If Neely went to a facility and stayed off drugs for 15 months, “his felony conviction would be reduced.” Neely vowed to take his meds and quit drugs. He would not, he promised, “leave the facility without permission.”
He broke that promise, the Times reported:
“This is a wonderful opportunity to turn things around, and we’re glad to give it to you,” Mary Weisgerber, a prosecutor, said.
“Thank you so much,” Mr. Neely replied.
But just 13 days later, he abandoned the facility. Judge Biben issued a warrant for his arrest.
In March, an outreach worker saw him in the subway, neatly dressed, calm and subdued, and got him a ride to a shelter in the Bronx. (The outreach workers typically do not check for arrest warrants when interacting with homeless people.) But a downward spiral followed.
On April 8, when outreach workers approached him in a subway car at the end of the line in Coney Island, Mr. Neely urinated in front of them. When an outreach worker went to call the police, according to a worker’s notes, Mr. Neely shouted, “Just wait until they get here, I got something for you, just wait and see.”
Cops tossed him from the train. They didn’t know about the warrant.
An outreach worker wrote that the “aggressive and incoherent” Neely, the Times reported, “could be a harm to others or himself if left untreated.”

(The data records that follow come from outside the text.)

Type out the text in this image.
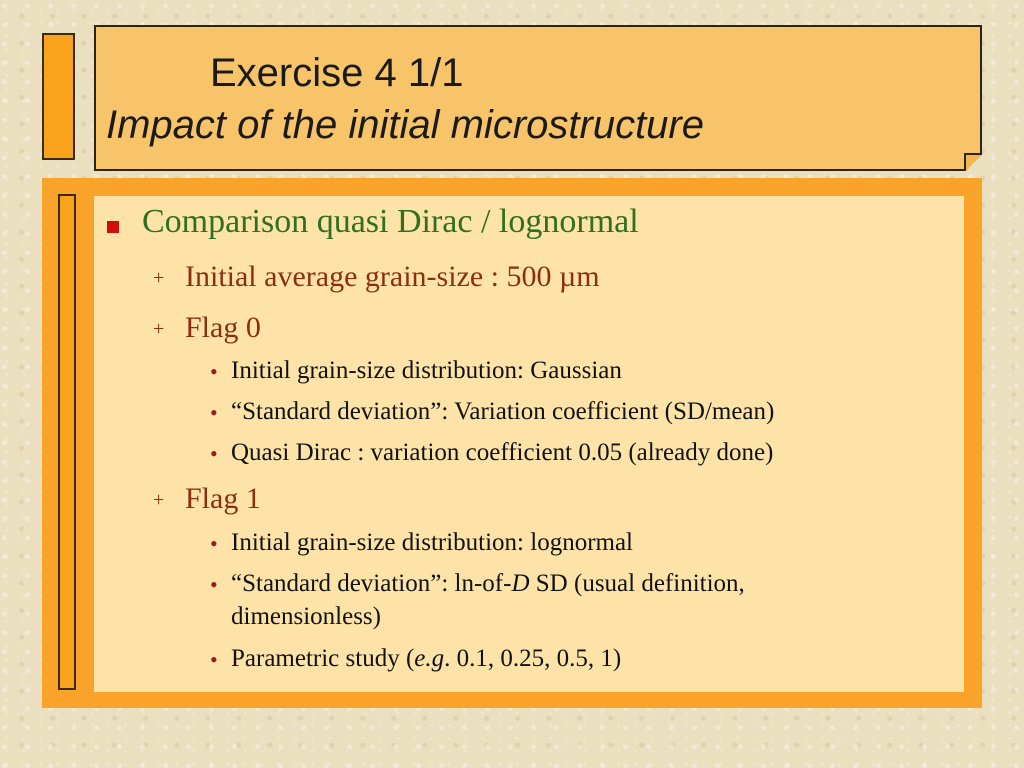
Exercise 4 1/1
Impact of the initial microstructure
Comparison quasi Dirac / lognormal
+ Initial average grain-size : 500 µm
+ Flag 0
• Initial grain-size distribution: Gaussian
• “Standard deviation”: Variation coefficient (SD/mean)
• Quasi Dirac : variation coefficient 0.05 (already done)
+ Flag 1
• Initial grain-size distribution: lognormal
• “Standard deviation”: ln-of-D SD (usual definition,
dimensionless)
• Parametric study (e.g. 0.1, 0.25, 0.5, 1)
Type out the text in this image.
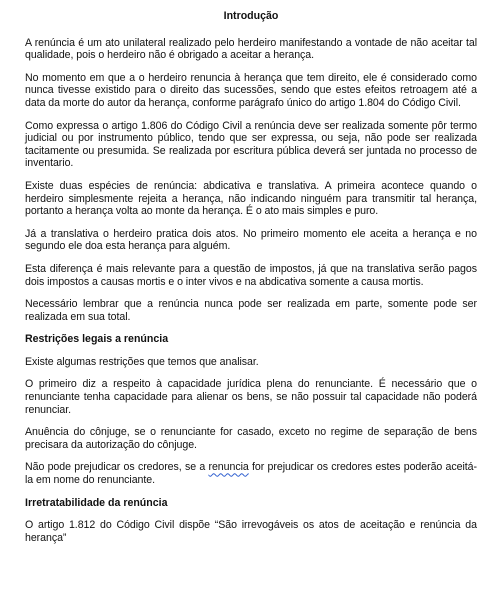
Introdução

A renúncia é um ato unilateral realizado pelo herdeiro manifestando a vontade de não aceitar tal qualidade, pois o herdeiro não é obrigado a aceitar a herança.

No momento em que a o herdeiro renuncia à herança que tem direito, ele é considerado como nunca tivesse existido para o direito das sucessões, sendo que estes efeitos retroagem até a data da morte do autor da herança, conforme parágrafo único do artigo 1.804 do Código Civil.

Como expressa o artigo 1.806 do Código Civil a renúncia deve ser realizada somente pôr termo judicial ou por instrumento público, tendo que ser expressa, ou seja, não pode ser realizada tacitamente ou presumida. Se realizada por escritura pública deverá ser juntada no processo de inventario.

Existe duas espécies de renúncia: abdicativa e translativa. A primeira acontece quando o herdeiro simplesmente rejeita a herança, não indicando ninguém para transmitir tal herança, portanto a herança volta ao monte da herança. É o ato mais simples e puro.

Já a translativa o herdeiro pratica dois atos. No primeiro momento ele aceita a herança e no segundo ele doa esta herança para alguém.

Esta diferença é mais relevante para a questão de impostos, já que na translativa serão pagos dois impostos a causas mortis e o inter vivos e na abdicativa somente a causa mortis.

Necessário lembrar que a renúncia nunca pode ser realizada em parte, somente pode ser realizada em sua total.

Restrições legais a renúncia

Existe algumas restrições que temos que analisar.

O primeiro diz a respeito à capacidade jurídica plena do renunciante. É necessário que o renunciante tenha capacidade para alienar os bens, se não possuir tal capacidade não poderá renunciar.

Anuência do cônjuge, se o renunciante for casado, exceto no regime de separação de bens precisara da autorização do cônjuge.

Não pode prejudicar os credores, se a renuncia for prejudicar os credores estes poderão aceitá-la em nome do renunciante.

Irretratabilidade da renúncia

O artigo 1.812 do Código Civil dispõe “São irrevogáveis os atos de aceitação e renúncia da herança”
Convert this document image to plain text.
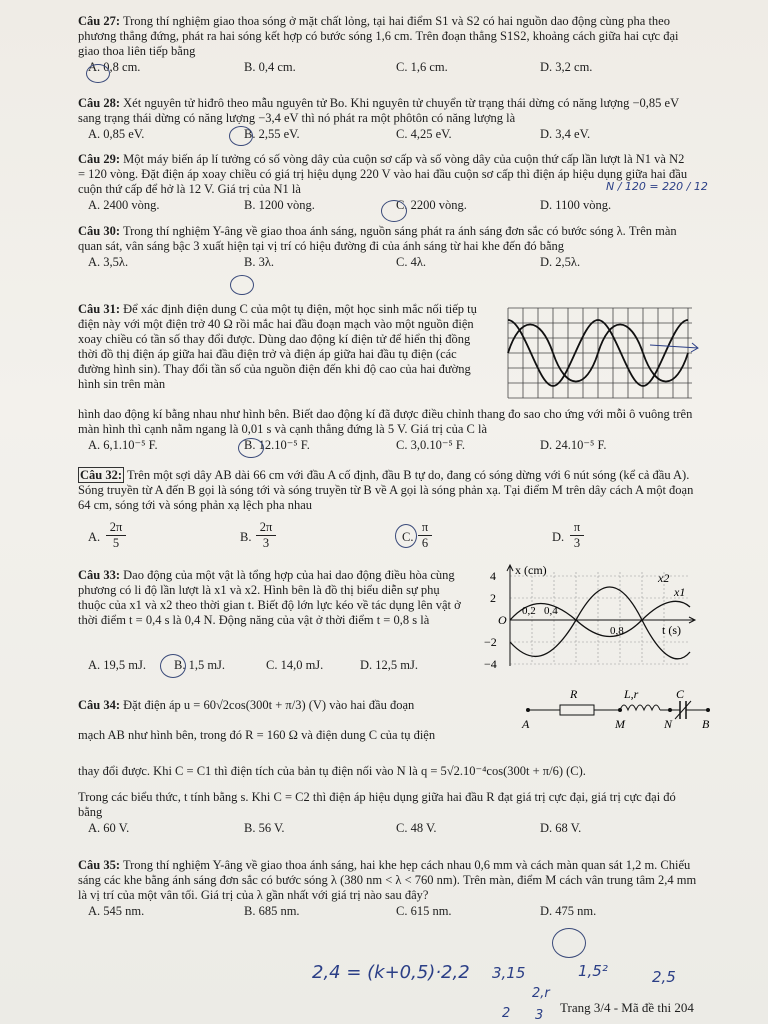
Câu 27: Trong thí nghiệm giao thoa sóng ở mặt chất lỏng, tại hai điểm S1 và S2 có hai nguồn dao động cùng pha theo phương thẳng đứng, phát ra hai sóng kết hợp có bước sóng 1,6 cm. Trên đoạn thẳng S1S2, khoảng cách giữa hai cực đại giao thoa liên tiếp bằng

A. 0,8 cm.	B. 0,4 cm.	C. 1,6 cm.	D. 3,2 cm.

Câu 28: Xét nguyên tử hiđrô theo mẫu nguyên tử Bo. Khi nguyên tử chuyển từ trạng thái dừng có năng lượng −0,85 eV sang trạng thái dừng có năng lượng −3,4 eV thì nó phát ra một phôtôn có năng lượng là

A. 0,85 eV.	B. 2,55 eV.	C. 4,25 eV.	D. 3,4 eV.

Câu 29: Một máy biến áp lí tưởng có số vòng dây của cuộn sơ cấp và số vòng dây của cuộn thứ cấp lần lượt là N1 và N2 = 120 vòng. Đặt điện áp xoay chiều có giá trị hiệu dụng 220 V vào hai đầu cuộn sơ cấp thì điện áp hiệu dụng giữa hai đầu cuộn thứ cấp để hở là 12 V. Giá trị của N1 là

A. 2400 vòng.	B. 1200 vòng.	C. 2200 vòng.	D. 1100 vòng.
N / 120 = 220 / 12

Câu 30: Trong thí nghiệm Y-âng về giao thoa ánh sáng, nguồn sáng phát ra ánh sáng đơn sắc có bước sóng λ. Trên màn quan sát, vân sáng bậc 3 xuất hiện tại vị trí có hiệu đường đi của ánh sáng từ hai khe đến đó bằng

A. 3,5λ.	B. 3λ.	C. 4λ.	D. 2,5λ.

Câu 31: Để xác định điện dung C của một tụ điện, một học sinh mắc nối tiếp tụ điện này với một điện trở 40 Ω rồi mắc hai đầu đoạn mạch vào một nguồn điện xoay chiều có tần số thay đổi được. Dùng dao động kí điện tử để hiển thị đồng thời đồ thị điện áp giữa hai đầu điện trở và điện áp giữa hai đầu tụ điện (các đường hình sin). Thay đổi tần số của nguồn điện đến khi độ cao của hai đường hình sin trên màn

hình dao động kí bằng nhau như hình bên. Biết dao động kí đã được điều chỉnh thang đo sao cho ứng với mỗi ô vuông trên màn hình thì cạnh nằm ngang là 0,01 s và cạnh thẳng đứng là 5 V. Giá trị của C là

A. 6,1.10⁻⁵ F.	B. 12.10⁻⁵ F.	C. 3,0.10⁻⁵ F.	D. 24.10⁻⁵ F.

Câu 32: Trên một sợi dây AB dài 66 cm với đầu A cố định, đầu B tự do, đang có sóng dừng với 6 nút sóng (kể cả đầu A). Sóng truyền từ A đến B gọi là sóng tới và sóng truyền từ B về A gọi là sóng phản xạ. Tại điểm M trên dây cách A một đoạn 64 cm, sóng tới và sóng phản xạ lệch pha nhau

A. $\frac{2\pi}{5}$	B. $\frac{2\pi}{3}$	C. $\frac{\pi}{6}$	D. $\frac{\pi}{3}$

Câu 33: Dao động của một vật là tổng hợp của hai dao động điều hòa cùng phương có li độ lần lượt là x1 và x2. Hình bên là đồ thị biểu diễn sự phụ thuộc của x1 và x2 theo thời gian t. Biết độ lớn lực kéo về tác dụng lên vật ở thời điểm t = 0,4 s là 0,4 N. Động năng của vật ở thời điểm t = 0,8 s là

A. 19,5 mJ. B. 1,5 mJ.	C. 14,0 mJ.	D. 12,5 mJ.
x (cm)
4
2
O
−2
−4
0,2 0,4
0,8	t (s)
x2
x1

Câu 34: Đặt điện áp u = 60√2cos(300t + π/3) (V) vào hai đầu đoạn

mạch AB như hình bên, trong đó R = 160 Ω và điện dung C của tụ điện

thay đổi được. Khi C = C1 thì điện tích của bản tụ điện nối vào N là q = 5√2.10⁻⁴cos(300t + π/6) (C).

Trong các biểu thức, t tính bằng s. Khi C = C2 thì điện áp hiệu dụng giữa hai đầu R đạt giá trị cực đại, giá trị cực đại đó bằng

A. 60 V.	B. 56 V.	C. 48 V.	D. 68 V.
R	L,r	C
A	M	N B

Câu 35: Trong thí nghiệm Y-âng về giao thoa ánh sáng, hai khe hẹp cách nhau 0,6 mm và cách màn quan sát 1,2 m. Chiếu sáng các khe bằng ánh sáng đơn sắc có bước sóng λ (380 nm < λ < 760 nm). Trên màn, điểm M cách vân trung tâm 2,4 mm là vị trí của một vân tối. Giá trị của λ gần nhất với giá trị nào sau đây?

A. 545 nm.	B. 685 nm.	C. 615 nm.	D. 475 nm.
2,4 = (k+0,5)·2,2 3,15	1,5²	2,5
2,r
2 3
Trang 3/4 - Mã đề thi 204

In other words, the NYCLU missed all the people who tried to help Neely: “outreach workers,” “the Intensive Mobile Treatment team,” the judge, the prosecutor, and his attorneys during his assault case, and, one more time, “an outreach worker.”
He went berserk on the subway three weeks later.
Something else NYCLU didn’t mention. It repeatedly sued to keep the mentally ill from being involuntarily committed. It likely would have sued the city on Neely’s behalf had it confined him to a facility against his will.
As the ACLU brags at its website:
In Wyatt v. Stickney (1972) and Wyatt v. Aderholt (1974), [attorney Bruce Ennis] challenged the conditions of hospitalization for those with mental illness and developmental disabilities, leading to significant reductions in the institutions’ populations.
And those “significant reductions” undoubtedly led to people just such as Neely becoming homeless.
Had Neely been institutionalized, he would be alive.